How great! I'd love something like that.


----------



## clearwtrbeach (May 10, 2012)

That is great, love it. Big kuddos to the hubby


----------



## LJH (Aug 27, 2012)

That's outstanding! Your husband has _serious_ skills and your Lab is a cutie too. :thumbup:


----------



## Trickyroo (Sep 26, 2012)

Oh yeah , I missed the Lab ! 
Nice looking guy/gal


----------



## sweetgoats (Oct 18, 2007)

He is sure a keeper, that is beautiful


----------



## Dayna (Aug 16, 2012)

Wow that is amazing! Lucky girl!


----------



## DDFN (Jul 31, 2011)

Wow I have no idea how he made that, but it looks amazing!!! Now if I could only get my hubby to do something like that. . . . Very nice touch with the farm letters!


----------



## WalnutGroveFarm (Sep 27, 2008)

Thanks everyone my husband does does have mad skills, you know he took an old trampoline apart that we had setting around that was falling apart and thats how he made the gate. Not sure how he made the letters but he did such an awesome job. I was thrilled. The dog is Barney and he is a gorgeous lab. I also have a female lab just wasnt in the pic that day. Here is a pic of both of them.


----------



## Bambi (Jun 10, 2012)

Nice gate! Beautiful dogs.


----------



## Arkie (Sep 25, 2012)

I build projects like that quite often. But I have a complete muffler shop pipe bender to assist!

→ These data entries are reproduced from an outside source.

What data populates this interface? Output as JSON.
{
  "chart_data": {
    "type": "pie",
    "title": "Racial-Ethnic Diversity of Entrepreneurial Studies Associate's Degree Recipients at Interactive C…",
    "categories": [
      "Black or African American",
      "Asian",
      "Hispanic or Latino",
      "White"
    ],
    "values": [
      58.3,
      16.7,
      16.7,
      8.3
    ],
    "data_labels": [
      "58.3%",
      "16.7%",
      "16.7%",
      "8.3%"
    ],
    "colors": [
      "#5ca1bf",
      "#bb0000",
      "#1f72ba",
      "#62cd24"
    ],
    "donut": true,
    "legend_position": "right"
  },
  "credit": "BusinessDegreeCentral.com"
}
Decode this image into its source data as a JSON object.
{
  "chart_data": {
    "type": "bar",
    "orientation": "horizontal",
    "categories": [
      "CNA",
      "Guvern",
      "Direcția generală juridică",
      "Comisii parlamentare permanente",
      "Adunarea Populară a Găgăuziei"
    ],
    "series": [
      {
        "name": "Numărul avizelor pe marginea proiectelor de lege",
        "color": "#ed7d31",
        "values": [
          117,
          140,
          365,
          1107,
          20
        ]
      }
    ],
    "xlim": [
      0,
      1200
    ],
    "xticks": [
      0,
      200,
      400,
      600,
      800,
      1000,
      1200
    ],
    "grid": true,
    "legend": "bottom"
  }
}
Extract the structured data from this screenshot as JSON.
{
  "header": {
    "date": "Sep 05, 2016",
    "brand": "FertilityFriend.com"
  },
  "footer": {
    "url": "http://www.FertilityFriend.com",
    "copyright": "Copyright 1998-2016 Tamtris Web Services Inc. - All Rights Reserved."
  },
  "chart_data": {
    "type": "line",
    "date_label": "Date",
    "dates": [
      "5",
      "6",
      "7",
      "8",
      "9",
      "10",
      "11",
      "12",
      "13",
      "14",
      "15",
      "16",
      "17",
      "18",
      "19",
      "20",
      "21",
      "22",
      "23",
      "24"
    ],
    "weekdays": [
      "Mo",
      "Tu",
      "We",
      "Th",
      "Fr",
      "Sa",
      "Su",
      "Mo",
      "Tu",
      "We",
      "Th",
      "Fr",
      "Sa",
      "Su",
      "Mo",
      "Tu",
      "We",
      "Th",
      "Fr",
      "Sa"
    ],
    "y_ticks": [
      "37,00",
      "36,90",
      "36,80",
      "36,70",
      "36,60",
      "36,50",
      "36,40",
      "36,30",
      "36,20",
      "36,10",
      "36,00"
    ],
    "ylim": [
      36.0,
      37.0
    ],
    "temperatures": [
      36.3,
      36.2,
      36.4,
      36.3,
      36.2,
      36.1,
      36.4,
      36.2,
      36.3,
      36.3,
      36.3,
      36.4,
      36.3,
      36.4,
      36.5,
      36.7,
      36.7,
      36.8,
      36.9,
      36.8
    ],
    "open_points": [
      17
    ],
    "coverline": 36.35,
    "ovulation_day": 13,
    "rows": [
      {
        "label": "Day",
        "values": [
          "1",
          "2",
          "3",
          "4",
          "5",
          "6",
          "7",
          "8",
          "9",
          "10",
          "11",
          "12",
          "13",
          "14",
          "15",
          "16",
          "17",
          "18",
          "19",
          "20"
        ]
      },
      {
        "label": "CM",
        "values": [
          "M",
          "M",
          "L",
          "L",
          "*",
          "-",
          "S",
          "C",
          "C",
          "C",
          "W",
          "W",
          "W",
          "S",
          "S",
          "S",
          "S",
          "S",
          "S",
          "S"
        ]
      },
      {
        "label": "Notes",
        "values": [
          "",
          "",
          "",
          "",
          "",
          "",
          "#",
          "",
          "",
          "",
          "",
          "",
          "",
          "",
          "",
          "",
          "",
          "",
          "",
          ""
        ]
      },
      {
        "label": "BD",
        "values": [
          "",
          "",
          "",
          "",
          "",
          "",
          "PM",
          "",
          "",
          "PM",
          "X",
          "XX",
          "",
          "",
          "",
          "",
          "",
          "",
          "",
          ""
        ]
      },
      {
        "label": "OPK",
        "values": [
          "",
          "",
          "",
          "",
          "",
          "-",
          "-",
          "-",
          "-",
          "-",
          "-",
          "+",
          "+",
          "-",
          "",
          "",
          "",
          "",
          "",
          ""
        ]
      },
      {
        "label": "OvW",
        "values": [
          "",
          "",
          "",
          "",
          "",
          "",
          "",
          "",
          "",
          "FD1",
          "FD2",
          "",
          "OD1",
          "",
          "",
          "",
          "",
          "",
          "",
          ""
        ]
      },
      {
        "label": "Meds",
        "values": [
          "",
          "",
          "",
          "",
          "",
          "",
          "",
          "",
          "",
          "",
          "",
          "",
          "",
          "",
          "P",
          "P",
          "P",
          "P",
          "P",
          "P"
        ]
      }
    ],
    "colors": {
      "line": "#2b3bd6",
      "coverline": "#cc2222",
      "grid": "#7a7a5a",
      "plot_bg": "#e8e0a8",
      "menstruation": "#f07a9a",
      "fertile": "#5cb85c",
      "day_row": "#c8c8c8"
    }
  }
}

One HeII of a home project!!

Bob


----------



## ksalvagno (Oct 6, 2009)

Nice job on the gate! :thumbup:


----------



## chapinranch (Apr 30, 2012)

What a great gate . Neat how he put the farm intials in it  

www.chapinranch.com


----------



## Paige (Oct 14, 2010)

Very nice gate! And a stunning pair of dogs!


----------



## pitchik (Dec 2, 2011)

Great! Love it!


----------



## WalnutGroveFarm (Sep 27, 2008)

Thanks everyone my mom seen it for the first time the other day when she dropped my youngest son off. She said we was getting fancy lol. But Im so happy with it and he done such a great job on it. Thanks about the dogs to, I thought I was going to loose my old girl last week she had turned 8 a couple weeks ago and it seemed like she started going down hill. Quit eating for almost a week. She was going down fast, but I put in some prayers to the one who can fix it all and that is exactly what he did. She is eating again and acting like her old self. She was like a big puppy again today getting her stick wanting to play.


----------